Il recente rapporto consegnato alla Commissione europea propone un approccio graduale all'utilizzo delle tecnologie digitali: schermi ridotti al minimo tra 0 e 2 anni, utilizzo supervisionato dai 3 ai 12 anni, accesso limitato ai social network prima dei 13 anni e una progressiva autonomia solo a partire dall'adolescenza.
Si tratta di un'impostazione orientata alla protezione dei minori, ma che lascia aperta una questione centrale: la sola presenza di un adulto accanto a un bambino o a un ragazzo non è sufficiente a contrastare i meccanismi propri delle piattaforme digitali. Algoritmi, profilazione, confronto sociale, pressione del gruppo e sistemi progettati per catturare e trattenere l'attenzione sfuggono infatti al controllo diretto delle famiglie.
I dati confermano quanto il fenomeno sia già diffuso.
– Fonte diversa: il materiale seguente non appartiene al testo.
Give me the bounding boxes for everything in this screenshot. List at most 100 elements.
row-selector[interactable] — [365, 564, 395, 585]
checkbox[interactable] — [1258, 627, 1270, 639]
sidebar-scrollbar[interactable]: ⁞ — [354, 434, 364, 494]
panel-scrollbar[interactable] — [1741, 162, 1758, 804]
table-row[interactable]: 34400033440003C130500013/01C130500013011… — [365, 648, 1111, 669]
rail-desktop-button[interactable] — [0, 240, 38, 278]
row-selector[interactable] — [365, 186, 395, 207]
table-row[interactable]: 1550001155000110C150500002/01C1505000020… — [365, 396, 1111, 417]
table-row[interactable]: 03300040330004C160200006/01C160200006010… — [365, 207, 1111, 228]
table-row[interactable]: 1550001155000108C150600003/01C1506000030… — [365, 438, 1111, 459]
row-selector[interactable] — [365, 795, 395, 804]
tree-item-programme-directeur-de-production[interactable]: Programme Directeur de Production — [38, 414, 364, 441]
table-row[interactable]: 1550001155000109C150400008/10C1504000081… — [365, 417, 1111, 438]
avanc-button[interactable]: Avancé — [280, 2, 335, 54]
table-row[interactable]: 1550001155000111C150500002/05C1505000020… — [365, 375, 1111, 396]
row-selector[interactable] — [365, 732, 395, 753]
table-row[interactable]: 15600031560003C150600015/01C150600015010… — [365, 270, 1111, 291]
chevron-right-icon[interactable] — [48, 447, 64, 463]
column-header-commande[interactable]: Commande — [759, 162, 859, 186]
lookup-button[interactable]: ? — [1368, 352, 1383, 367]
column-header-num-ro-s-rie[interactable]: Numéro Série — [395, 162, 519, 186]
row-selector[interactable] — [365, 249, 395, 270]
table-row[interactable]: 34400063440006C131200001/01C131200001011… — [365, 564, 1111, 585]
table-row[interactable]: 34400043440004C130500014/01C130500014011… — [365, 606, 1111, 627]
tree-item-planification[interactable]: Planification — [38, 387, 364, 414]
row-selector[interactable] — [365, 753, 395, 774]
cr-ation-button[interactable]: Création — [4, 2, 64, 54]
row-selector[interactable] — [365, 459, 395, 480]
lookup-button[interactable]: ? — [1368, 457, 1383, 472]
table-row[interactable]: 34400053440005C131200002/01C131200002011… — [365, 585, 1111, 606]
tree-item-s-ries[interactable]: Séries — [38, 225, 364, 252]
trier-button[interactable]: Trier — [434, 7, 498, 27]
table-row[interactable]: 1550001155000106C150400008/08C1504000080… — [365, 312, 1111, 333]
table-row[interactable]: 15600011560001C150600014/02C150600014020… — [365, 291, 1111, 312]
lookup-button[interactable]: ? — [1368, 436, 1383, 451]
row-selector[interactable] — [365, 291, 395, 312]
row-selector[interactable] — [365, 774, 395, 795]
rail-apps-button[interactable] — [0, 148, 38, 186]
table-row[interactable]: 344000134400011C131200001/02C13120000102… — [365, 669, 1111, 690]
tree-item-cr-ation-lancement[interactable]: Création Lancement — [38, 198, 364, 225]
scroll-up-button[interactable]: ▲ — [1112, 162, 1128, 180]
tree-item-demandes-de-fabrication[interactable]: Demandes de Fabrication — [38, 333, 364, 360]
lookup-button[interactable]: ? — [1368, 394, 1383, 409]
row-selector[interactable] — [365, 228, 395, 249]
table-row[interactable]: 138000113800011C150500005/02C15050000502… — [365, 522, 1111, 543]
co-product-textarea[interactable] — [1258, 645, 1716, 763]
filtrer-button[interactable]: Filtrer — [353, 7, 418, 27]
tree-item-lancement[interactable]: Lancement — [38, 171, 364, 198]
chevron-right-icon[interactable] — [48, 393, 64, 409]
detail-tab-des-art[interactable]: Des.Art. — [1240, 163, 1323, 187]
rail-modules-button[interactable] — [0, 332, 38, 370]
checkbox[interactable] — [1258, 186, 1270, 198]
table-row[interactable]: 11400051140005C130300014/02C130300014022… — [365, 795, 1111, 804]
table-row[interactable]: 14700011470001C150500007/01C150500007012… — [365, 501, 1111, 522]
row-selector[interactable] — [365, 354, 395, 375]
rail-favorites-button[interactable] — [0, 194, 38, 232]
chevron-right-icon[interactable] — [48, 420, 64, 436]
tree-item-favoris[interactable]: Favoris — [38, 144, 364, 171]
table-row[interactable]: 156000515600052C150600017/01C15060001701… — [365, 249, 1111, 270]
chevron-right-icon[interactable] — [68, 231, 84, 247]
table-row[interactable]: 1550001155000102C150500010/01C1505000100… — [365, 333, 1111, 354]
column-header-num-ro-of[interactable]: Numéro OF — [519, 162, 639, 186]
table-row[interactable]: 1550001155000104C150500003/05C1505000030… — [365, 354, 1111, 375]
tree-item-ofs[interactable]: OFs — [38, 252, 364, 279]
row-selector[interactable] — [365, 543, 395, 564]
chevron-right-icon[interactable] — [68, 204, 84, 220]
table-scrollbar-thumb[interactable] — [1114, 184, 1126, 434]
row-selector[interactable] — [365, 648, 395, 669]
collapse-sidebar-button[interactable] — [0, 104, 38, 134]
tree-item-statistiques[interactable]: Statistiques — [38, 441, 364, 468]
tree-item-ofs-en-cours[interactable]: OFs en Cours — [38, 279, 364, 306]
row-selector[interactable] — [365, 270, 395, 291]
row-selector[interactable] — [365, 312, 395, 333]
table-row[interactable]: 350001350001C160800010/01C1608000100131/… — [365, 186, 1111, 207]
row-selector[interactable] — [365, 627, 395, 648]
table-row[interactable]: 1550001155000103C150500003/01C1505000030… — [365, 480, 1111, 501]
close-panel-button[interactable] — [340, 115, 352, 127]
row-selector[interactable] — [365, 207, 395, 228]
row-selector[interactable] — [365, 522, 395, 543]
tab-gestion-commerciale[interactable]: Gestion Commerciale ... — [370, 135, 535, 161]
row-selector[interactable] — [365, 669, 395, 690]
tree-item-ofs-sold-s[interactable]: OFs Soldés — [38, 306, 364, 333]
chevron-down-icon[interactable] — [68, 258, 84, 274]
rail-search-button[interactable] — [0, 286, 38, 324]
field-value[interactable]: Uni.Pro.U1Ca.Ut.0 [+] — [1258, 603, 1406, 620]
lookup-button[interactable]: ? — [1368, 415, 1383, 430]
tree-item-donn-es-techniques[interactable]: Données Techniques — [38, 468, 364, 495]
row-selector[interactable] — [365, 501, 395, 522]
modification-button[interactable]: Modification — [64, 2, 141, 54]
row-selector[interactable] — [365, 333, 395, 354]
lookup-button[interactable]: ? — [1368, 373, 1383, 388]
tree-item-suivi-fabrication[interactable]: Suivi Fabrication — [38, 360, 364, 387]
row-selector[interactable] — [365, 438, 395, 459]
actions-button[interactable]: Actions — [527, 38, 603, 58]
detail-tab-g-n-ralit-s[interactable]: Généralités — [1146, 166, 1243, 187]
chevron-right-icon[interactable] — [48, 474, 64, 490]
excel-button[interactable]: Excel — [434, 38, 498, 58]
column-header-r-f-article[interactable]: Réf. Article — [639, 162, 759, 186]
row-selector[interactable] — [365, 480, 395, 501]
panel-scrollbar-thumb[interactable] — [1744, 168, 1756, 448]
Secondo l'indagine Bambini Digitali, realizzata dall'Associazione Di.Te. e SIPEC su 6.666 famiglie italiane, il 61,4% dei bambini tra 0 e 6 anni utilizza quotidianamente uno schermo, l'81% lo fa senza la presenza costante di un adulto e il 57,7% manifesta irritabilità o rabbia quando il dispositivo viene tolto.
Numeri che evidenziano come la responsabilità della protezione dei minori non possa ricadere esclusivamente sulle famiglie, ma richieda un impegno condiviso tra istituzioni, scuola, società civile e piattaforme digitali.
Per questo motivo ANAP Confartigianato Persone sostiene la petizione promossa dall'Associazione Nazionale Di.Te., che propone alcune misure concrete per favorire un accesso più consapevole ai social network:
- nessun account social personale prima dei 15 anni;
- accesso ai social, dai 15 anni, subordinato al completamento di un percorso certificato di educazione e consapevolezza digitale;
- introduzione del Patentino Digitale obbligatorio a punti, già sperimentato da Di.Te., per formare i ragazzi a un utilizzo responsabile della rete;
- verifica, da parte delle piattaforme, del possesso del Patentino Digitale come requisito per l'accesso ai social.
L'idea alla base della proposta è semplice: così come per guidare un'automobile è necessaria una patente che attesti conoscenze e responsabilità, anche l'accesso ai social network dovrebbe essere accompagnato da un percorso formativo che aiuti i giovani a muoversi in sicurezza all'interno dell'ambiente digitale.
ANAP Confartigianato Persone invita quindi tutti gli associati, i collaboratori e le realtà locali ad aderire alla petizione, contribuendo a rafforzare una proposta coerente con l'impegno che l'Associazione porta avanti da anni sui temi dell'educazione digitale, della prevenzione e della tutela delle nuove generazioni.
Firmare significa compiere un gesto concreto di responsabilità nei confronti dei nostri figli e nipoti e contribuire a costruire un ecosistema digitale più sicuro e consapevole.